In the booklet Edible? Incredible! (by Marjorie Furlong and Virginia Pill; published 1973 in Tacoma), the authors say of the piddock, “It bores into shale and clay; therefore in order to extract these clams, much beach rock must be destroyed by digging a large hole. Since the piddock is no more flavorful than any other clam, avoid taking these species when it is possible to gather other kinds.” Of course, if no others are around, hack away, and so the seashore sojourners did, ultimately destroying virtually all of their accessible habitat. Rock oysters still exist, of course, but on rocky offshore reefs and outcroppings. Rock oysters were also to be found in the Coos Bay area, and in 1913 a real estate agent alleged that they were common at Yachats, but that appears to have been a flat-out lie.
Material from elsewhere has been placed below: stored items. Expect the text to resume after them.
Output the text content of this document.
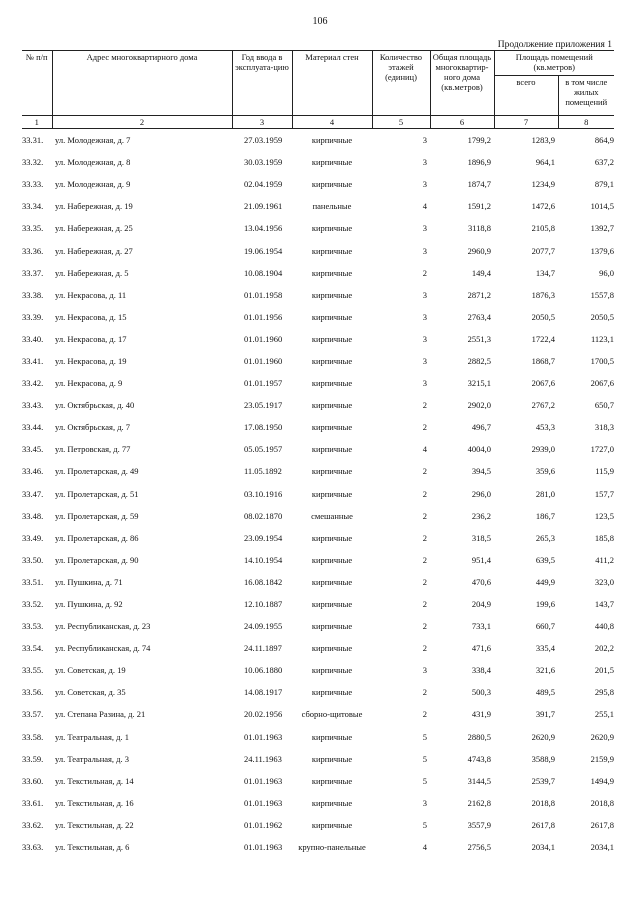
106
Продолжение приложения 1
№ п/п	Адрес многоквартирного дома	Год ввода в эксплуата-цию	Материал стен	Количество этажей (единиц)	Общая площадь многоквартир-ного дома (кв.метров)	Площадь помещений (кв.метров)	
						всего	в том числе жилых помещений
1	2	3	4	5	6	7	8
33.31.	ул. Молодежная, д. 7	27.03.1959	кирпичные	3	1799,2	1283,9	864,9
33.32.	ул. Молодежная, д. 8	30.03.1959	кирпичные	3	1896,9	964,1	637,2
33.33.	ул. Молодежная, д. 9	02.04.1959	кирпичные	3	1874,7	1234,9	879,1
33.34.	ул. Набережная, д. 19	21.09.1961	панельные	4	1591,2	1472,6	1014,5
33.35.	ул. Набережная, д. 25	13.04.1956	кирпичные	3	3118,8	2105,8	1392,7
33.36.	ул. Набережная, д. 27	19.06.1954	кирпичные	3	2960,9	2077,7	1379,6
33.37.	ул. Набережная, д. 5	10.08.1904	кирпичные	2	149,4	134,7	96,0
33.38.	ул. Некрасова, д. 11	01.01.1958	кирпичные	3	2871,2	1876,3	1557,8
33.39.	ул. Некрасова, д. 15	01.01.1956	кирпичные	3	2763,4	2050,5	2050,5
33.40.	ул. Некрасова, д. 17	01.01.1960	кирпичные	3	2551,3	1722,4	1123,1
33.41.	ул. Некрасова, д. 19	01.01.1960	кирпичные	3	2882,5	1868,7	1700,5
33.42.	ул. Некрасова, д. 9	01.01.1957	кирпичные	3	3215,1	2067,6	2067,6
33.43.	ул. Октябрьская, д. 40	23.05.1917	кирпичные	2	2902,0	2767,2	650,7
33.44.	ул. Октябрьская, д. 7	17.08.1950	кирпичные	2	496,7	453,3	318,3
33.45.	ул. Петровская, д. 77	05.05.1957	кирпичные	4	4004,0	2939,0	1727,0
33.46.	ул. Пролетарская, д. 49	11.05.1892	кирпичные	2	394,5	359,6	115,9
33.47.	ул. Пролетарская, д. 51	03.10.1916	кирпичные	2	296,0	281,0	157,7
33.48.	ул. Пролетарская, д. 59	08.02.1870	смешанные	2	236,2	186,7	123,5
33.49.	ул. Пролетарская, д. 86	23.09.1954	кирпичные	2	318,5	265,3	185,8
33.50.	ул. Пролетарская, д. 90	14.10.1954	кирпичные	2	951,4	639,5	411,2
33.51.	ул. Пушкина, д. 71	16.08.1842	кирпичные	2	470,6	449,9	323,0
33.52.	ул. Пушкина, д. 92	12.10.1887	кирпичные	2	204,9	199,6	143,7
33.53.	ул. Республиканская, д. 23	24.09.1955	кирпичные	2	733,1	660,7	440,8
33.54.	ул. Республиканская, д. 74	24.11.1897	кирпичные	2	471,6	335,4	202,2
33.55.	ул. Советская, д. 19	10.06.1880	кирпичные	3	338,4	321,6	201,5
33.56.	ул. Советская, д. 35	14.08.1917	кирпичные	2	500,3	489,5	295,8
33.57.	ул. Степана Разина, д. 21	20.02.1956	сборно-щитовые	2	431,9	391,7	255,1
33.58.	ул. Театральная, д. 1	01.01.1963	кирпичные	5	2880,5	2620,9	2620,9
33.59.	ул. Театральная, д. 3	24.11.1963	кирпичные	5	4743,8	3588,9	2159,9
33.60.	ул. Текстильная, д. 14	01.01.1963	кирпичные	5	3144,5	2539,7	1494,9
33.61.	ул. Текстильная, д. 16	01.01.1963	кирпичные	3	2162,8	2018,8	2018,8
33.62.	ул. Текстильная, д. 22	01.01.1962	кирпичные	5	3557,9	2617,8	2617,8
33.63.	ул. Текстильная, д. 6	01.01.1963	крупно-панельные	4	2756,5	2034,1	2034,1
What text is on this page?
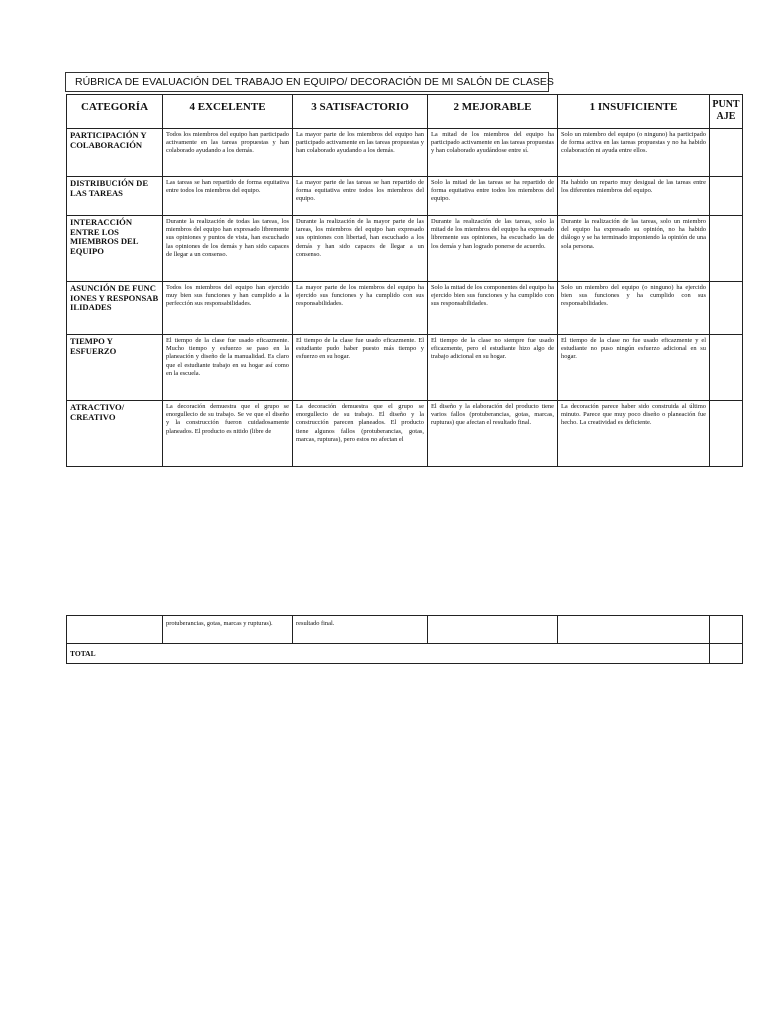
RÚBRICA DE EVALUACIÓN DEL TRABAJO EN EQUIPO/ DECORACIÓN DE MI SALÓN DE CLASES
CATEGORÍA	4 EXCELENTE	3 SATISFACTORIO	2 MEJORABLE	1 INSUFICIENTE	PUNTAJE
PARTICIPACIÓN Y COLABORACIÓN	Todos los miembros del equipo han participado activamente en las tareas propuestas y han colaborado ayudando a los demás.	La mayor parte de los miembros del equipo han participado activamente en las tareas propuestas y han colaborado ayudando a los demás.	La mitad de los miembros del equipo ha participado activamente en las tareas propuestas y han colaborado ayudándose entre sí.	Solo un miembro del equipo (o ninguno) ha participado de forma activa en las tareas propuestas y no ha habido colaboración ni ayuda entre ellos.	
DISTRIBUCIÓN DE LAS TAREAS	Las tareas se han repartido de forma equitativa entre todos los miembros del equipo.	La mayor parte de las tareas se han repartido de forma equitativa entre todos los miembros del equipo.	Solo la mitad de las tareas se ha repartido de forma equitativa entre todos los miembros del equipo.	Ha habido un reparto muy desigual de las tareas entre los diferentes miembros del equipo.	
INTERACCIÓN ENTRE LOS MIEMBROS DEL EQUIPO	Durante la realización de todas las tareas, los miembros del equipo han expresado libremente sus opiniones y puntos de vista, han escuchado las opiniones de los demás y han sido capaces de llegar a un consenso.	Durante la realización de la mayor parte de las tareas, los miembros del equipo han expresado sus opiniones con libertad, han escuchado a los demás y han sido capaces de llegar a un consenso.	Durante la realización de las tareas, solo la mitad de los miembros del equipo ha expresado libremente sus opiniones, ha escuchado las de los demás y han logrado ponerse de acuerdo.	Durante la realización de las tareas, solo un miembro del equipo ha expresado su opinión, no ha habido diálogo y se ha terminado imponiendo la opinión de una sola persona.	
ASUNCIÓN DE FUNCIONES Y RESPONSABILIDADES	Todos los miembros del equipo han ejercido muy bien sus funciones y han cumplido a la perfección sus responsabilidades.	La mayor parte de los miembros del equipo ha ejercido sus funciones y ha cumplido con sus responsabilidades.	Solo la mitad de los componentes del equipo ha ejercido bien sus funciones y ha cumplido con sus responsabilidades.	Solo un miembro del equipo (o ninguno) ha ejercido bien sus funciones y ha cumplido con sus responsabilidades.	
TIEMPO Y ESFUERZO	El tiempo de la clase fue usado eficazmente. Mucho tiempo y esfuerzo se paso en la planeación y diseño de la manualidad. Es claro que el estudiante trabajo en su hogar así como en la escuela.	El tiempo de la clase fue usado eficazmente. El estudiante pudo haber puesto más tiempo y esfuerzo en su hogar.	El tiempo de la clase no siempre fue usado eficazmente, pero el estudiante hizo algo de trabajo adicional en su hogar.	El tiempo de la clase no fue usado eficazmente y el estudiante no puso ningún esfuerzo adicional en su hogar.	
ATRACTIVO/ CREATIVO	La decoración demuestra que el grupo se enorgullecio de su trabajo. Se ve que el diseño y la construcción fueron cuidadosamente planeados. El producto es nitido (libre de	La decoración demuestra que el grupo se enorgullecio de su trabajo. El diseño y la construcción parecen planeados. El producto tiene algunos fallos (protuberancias, gotas, marcas, rupturas), pero estos no afectan el	El diseño y la elaboración del producto tiene varios fallos (protuberancias, gotas, marcas, rupturas) que afectan el resultado final.	La decoración parece haber sido construida al último minuto. Parece que muy poco diseño o planeación fue hecho. La creatividad es deficiente.	
	protuberancias, gotas, marcas y rupturas).	resultado final.			
TOTAL					
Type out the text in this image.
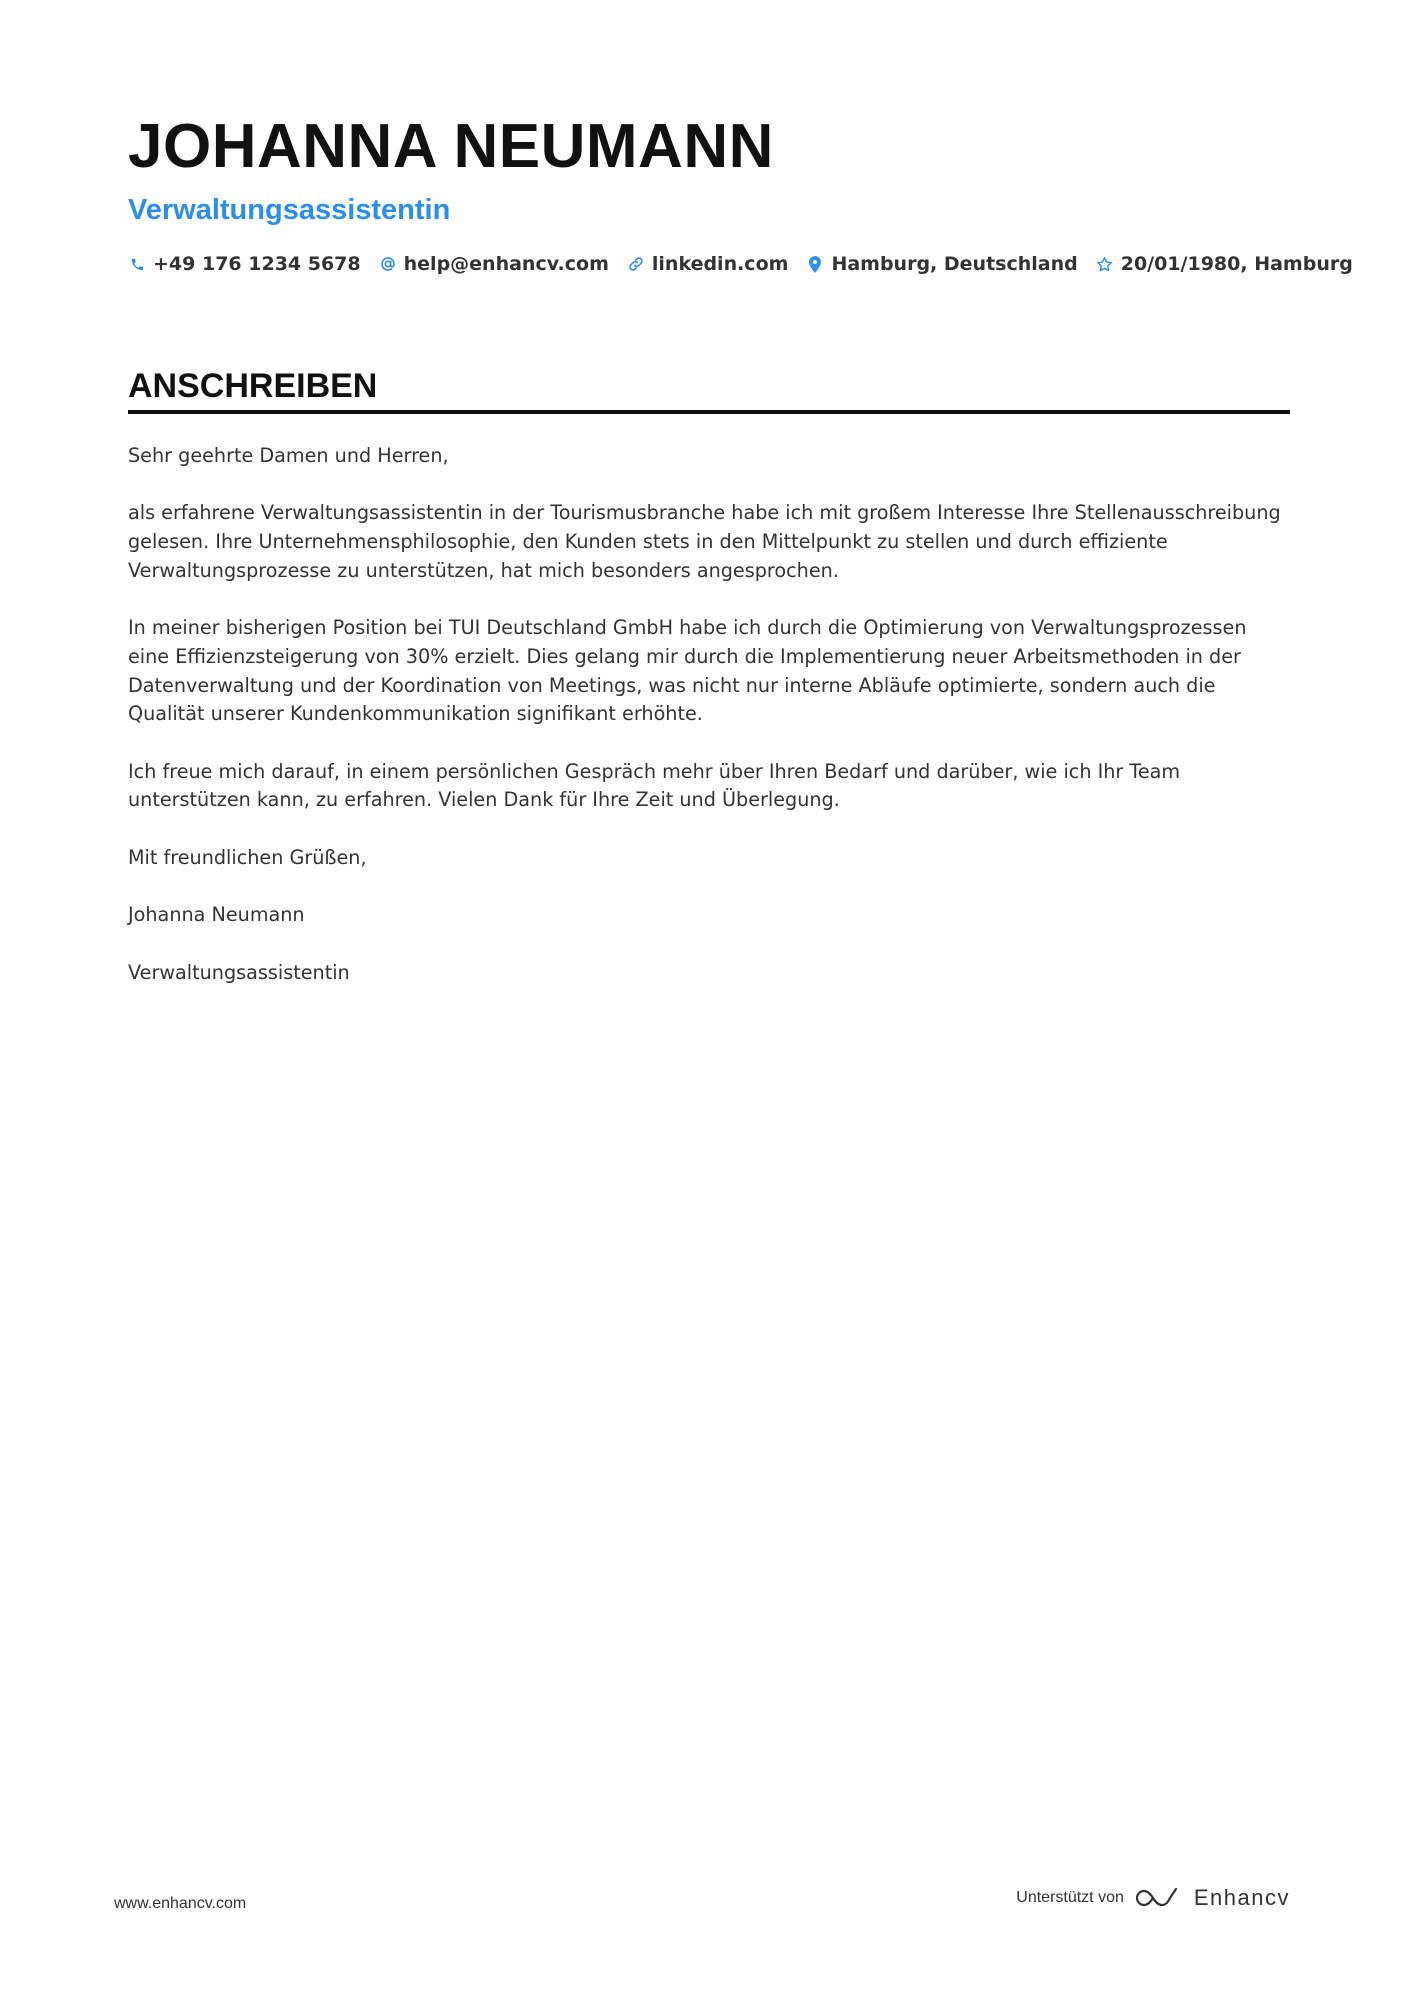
JOHANNA NEUMANN
Verwaltungsassistentin
+49 176 1234 5678 help@enhancv.com linkedin.com Hamburg, Deutschland 20/01/1980, Hamburg
ANSCHREIBEN

Sehr geehrte Damen und Herren,

als erfahrene Verwaltungsassistentin in der Tourismusbranche habe ich mit großem Interesse Ihre Stellenausschreibung gelesen. Ihre Unternehmensphilosophie, den Kunden stets in den Mittelpunkt zu stellen und durch effiziente Verwaltungsprozesse zu unterstützen, hat mich besonders angesprochen.

In meiner bisherigen Position bei TUI Deutschland GmbH habe ich durch die Optimierung von Verwaltungsprozessen eine Effizienzsteigerung von 30% erzielt. Dies gelang mir durch die Implementierung neuer Arbeitsmethoden in der Datenverwaltung und der Koordination von Meetings, was nicht nur interne Abläufe optimierte, sondern auch die Qualität unserer Kundenkommunikation signifikant erhöhte.

Ich freue mich darauf, in einem persönlichen Gespräch mehr über Ihren Bedarf und darüber, wie ich Ihr Team unterstützen kann, zu erfahren. Vielen Dank für Ihre Zeit und Überlegung.

Mit freundlichen Grüßen,

Johanna Neumann

Verwaltungsassistentin

www.enhancv.com	Unterstützt von	Enhancv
According to an article in the Oregonian on November 7, 1920, “it is necessary to have special equipment. Many of the devotees… carry sledges and regular rock drills with them on their vacation trips… .” Needless to say, the rock oysters “are getting scarcer every year.” I did find that, despite their perishability, they appeared on the menus of a few hotel dining rooms, at least in the Newport area. Annie Ditallo, a local Indian forager, was known as the “rock oyster queen” and supplied the delicacy to hotel chefs. When president William Howard Taft visited Portland in 1909, Newport rock oysters were served to him at an all-Oregon banquet, where they “made a hit with the president” according to an article in the Oregonian of August 29, 1922. That is the only account I can find of fresh rock oysters making it to a Willamette Valley table.